Press-Fit Bottom Brackets
Screw press-fit. There, I said it! The press-fit was almost a dealbreaker. I don’t care how stiff the power transfer is, give me good old-fashioned english-threaded every time.
But, beggars can’t be choosers, so I used a Wheels Mfg. converter bottom bracket, which screws into the shell and lets me reuse my old boat anchor, the Sram Rival crank.
Flat-Mount Disc Brakes
I don’t know what flat-mount is for. I really don’t. Aesthetics? Slightly stiffer brake transfer? I don’t know. All I know is, I had to buy new brakes.
My Paul Klampers eased my pain by having excellent resale value, and Shimano put on the final band-aid with their new and very reasonably priced flat-mount mechanicals.
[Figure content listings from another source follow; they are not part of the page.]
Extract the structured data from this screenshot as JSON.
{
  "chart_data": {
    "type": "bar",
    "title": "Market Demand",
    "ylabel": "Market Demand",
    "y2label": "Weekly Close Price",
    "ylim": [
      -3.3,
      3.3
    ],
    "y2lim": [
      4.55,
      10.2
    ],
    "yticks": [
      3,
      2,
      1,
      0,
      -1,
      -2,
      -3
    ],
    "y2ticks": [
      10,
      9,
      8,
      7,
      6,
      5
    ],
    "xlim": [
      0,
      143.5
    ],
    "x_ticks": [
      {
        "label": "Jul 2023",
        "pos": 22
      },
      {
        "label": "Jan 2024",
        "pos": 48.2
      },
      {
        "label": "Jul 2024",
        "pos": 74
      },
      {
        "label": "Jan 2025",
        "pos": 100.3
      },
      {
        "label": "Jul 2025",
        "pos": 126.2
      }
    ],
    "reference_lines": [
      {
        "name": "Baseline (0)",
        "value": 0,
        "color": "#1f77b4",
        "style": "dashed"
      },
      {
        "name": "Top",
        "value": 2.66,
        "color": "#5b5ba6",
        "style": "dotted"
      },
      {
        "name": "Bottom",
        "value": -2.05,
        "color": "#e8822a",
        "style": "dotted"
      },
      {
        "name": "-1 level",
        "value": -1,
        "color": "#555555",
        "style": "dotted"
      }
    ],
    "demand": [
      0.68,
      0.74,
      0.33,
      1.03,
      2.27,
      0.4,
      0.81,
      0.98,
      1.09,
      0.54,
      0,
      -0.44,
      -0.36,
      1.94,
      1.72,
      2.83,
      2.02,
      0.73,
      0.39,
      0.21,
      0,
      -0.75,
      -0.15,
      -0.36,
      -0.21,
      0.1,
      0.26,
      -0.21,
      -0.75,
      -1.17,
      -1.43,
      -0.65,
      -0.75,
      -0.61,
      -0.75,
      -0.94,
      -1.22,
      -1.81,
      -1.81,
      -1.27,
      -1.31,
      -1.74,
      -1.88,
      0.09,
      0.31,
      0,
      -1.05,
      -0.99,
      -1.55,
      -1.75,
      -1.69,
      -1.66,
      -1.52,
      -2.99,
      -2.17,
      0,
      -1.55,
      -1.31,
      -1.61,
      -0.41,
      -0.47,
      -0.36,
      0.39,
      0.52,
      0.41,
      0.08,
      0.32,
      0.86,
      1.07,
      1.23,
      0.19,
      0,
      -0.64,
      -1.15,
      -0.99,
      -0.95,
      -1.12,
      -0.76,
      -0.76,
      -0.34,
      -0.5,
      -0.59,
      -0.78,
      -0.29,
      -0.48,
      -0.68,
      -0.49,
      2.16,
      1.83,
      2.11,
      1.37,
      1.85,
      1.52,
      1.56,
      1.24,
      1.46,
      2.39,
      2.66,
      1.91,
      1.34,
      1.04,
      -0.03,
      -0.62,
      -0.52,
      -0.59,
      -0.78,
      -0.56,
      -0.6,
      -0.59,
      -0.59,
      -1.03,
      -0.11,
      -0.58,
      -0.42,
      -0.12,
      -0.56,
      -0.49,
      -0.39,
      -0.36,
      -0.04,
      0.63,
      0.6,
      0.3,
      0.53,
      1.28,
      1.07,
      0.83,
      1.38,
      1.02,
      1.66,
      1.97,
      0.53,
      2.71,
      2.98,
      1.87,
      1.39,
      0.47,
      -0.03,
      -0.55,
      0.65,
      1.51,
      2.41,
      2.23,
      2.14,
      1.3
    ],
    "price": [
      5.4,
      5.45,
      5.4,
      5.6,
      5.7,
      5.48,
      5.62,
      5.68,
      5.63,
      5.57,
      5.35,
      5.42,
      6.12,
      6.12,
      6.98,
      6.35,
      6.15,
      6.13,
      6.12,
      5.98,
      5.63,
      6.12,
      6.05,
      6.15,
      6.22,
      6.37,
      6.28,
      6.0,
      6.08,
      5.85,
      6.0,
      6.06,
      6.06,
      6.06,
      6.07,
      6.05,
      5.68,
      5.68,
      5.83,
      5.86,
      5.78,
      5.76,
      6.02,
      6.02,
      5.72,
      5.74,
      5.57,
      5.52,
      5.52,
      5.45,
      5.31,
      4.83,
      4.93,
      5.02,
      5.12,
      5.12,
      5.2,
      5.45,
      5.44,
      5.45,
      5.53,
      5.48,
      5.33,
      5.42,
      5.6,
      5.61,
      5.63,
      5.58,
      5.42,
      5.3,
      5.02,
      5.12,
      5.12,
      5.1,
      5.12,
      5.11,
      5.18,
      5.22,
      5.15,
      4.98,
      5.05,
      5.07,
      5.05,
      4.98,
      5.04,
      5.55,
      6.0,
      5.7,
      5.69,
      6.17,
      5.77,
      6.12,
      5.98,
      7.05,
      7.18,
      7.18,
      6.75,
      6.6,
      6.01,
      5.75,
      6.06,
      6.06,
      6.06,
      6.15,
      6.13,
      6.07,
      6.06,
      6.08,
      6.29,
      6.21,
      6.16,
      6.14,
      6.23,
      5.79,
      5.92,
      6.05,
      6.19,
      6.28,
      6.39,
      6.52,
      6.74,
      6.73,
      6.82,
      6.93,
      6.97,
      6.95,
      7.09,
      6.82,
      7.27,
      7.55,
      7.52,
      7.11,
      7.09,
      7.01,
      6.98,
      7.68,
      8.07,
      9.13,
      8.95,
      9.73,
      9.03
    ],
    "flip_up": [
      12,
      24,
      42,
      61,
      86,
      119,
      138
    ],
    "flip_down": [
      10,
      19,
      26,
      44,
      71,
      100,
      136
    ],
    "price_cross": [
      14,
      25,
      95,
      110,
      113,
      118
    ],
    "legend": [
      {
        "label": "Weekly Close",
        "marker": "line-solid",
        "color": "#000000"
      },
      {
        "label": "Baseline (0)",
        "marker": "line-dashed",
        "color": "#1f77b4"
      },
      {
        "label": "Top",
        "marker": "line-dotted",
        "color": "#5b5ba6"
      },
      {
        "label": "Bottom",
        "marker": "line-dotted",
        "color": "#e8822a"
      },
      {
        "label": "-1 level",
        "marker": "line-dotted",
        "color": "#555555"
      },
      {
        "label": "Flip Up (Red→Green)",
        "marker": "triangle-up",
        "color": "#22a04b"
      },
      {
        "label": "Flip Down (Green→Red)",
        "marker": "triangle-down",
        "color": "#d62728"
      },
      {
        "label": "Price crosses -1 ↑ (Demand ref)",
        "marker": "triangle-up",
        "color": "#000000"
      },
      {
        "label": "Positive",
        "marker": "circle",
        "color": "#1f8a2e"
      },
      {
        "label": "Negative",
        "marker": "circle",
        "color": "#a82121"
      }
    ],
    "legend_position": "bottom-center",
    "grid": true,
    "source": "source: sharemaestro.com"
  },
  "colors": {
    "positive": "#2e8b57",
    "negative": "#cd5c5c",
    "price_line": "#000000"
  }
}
Like all Shimano tech, these brakes come with a very sexy name, the BR-RS350. The stopping power of these brakes mated to my SRAM levers actually feels a little more powerful than the Klampers. I know, I hate to say it.
Maybe there is something to all the trickle-down tech on these, which practically scream “Hydraulics.” They’re not. They’re cable-actuated like God intended.
Internal Cable Routing
It was really tricky setting up the housing on this bike. I didn’t have to fish a cable through the frame (thankfully), but I did have to cut and size the housing to make some very tight turns. The rear brake cable goes through a bent noodle ferrule, shoots through a hole in the left chainstay, swings around the bottom bracket, through a small plastic clip, and then tucks neatly into the downtube, only to rocket back out again on the other side. It’s not the cleanest routing job I’ve ever done, but it’ll do.
The internal routing is totally irrelevant for me, of course, since I don’t race cyclocross, and I don’t think it looks amazing either. Whatever. I can deal!
What an evocative name. This is a piece of tech I can absolutely get behind. I was already eyeing this dropout on last year’s fatbikes with envy. It’s such an excellent singlespeed dropout. Your rear wheel stays completely locked in, with no chance of slipping, and you can dial in your chain tension like you’re tuning a violin. No more track slack!
As icing on the cake, I picked up a retro-colorway Oveja Negra 1/2 Pack. This is actually my third one – I keep giving them away to friends. You can pry this purple and teal one out of my cold, dead hands, though.
Everything is set up just the way I like it, and I’m putting down 30+ miles a day just rolling around on all the little trail systems scattered through Western Mass. I’ll pick up some side-loading water bottle cages and take my time getting to know this frame.
Is it the gravel bike to end all gravel bikes? Ask me in 10,000 miles.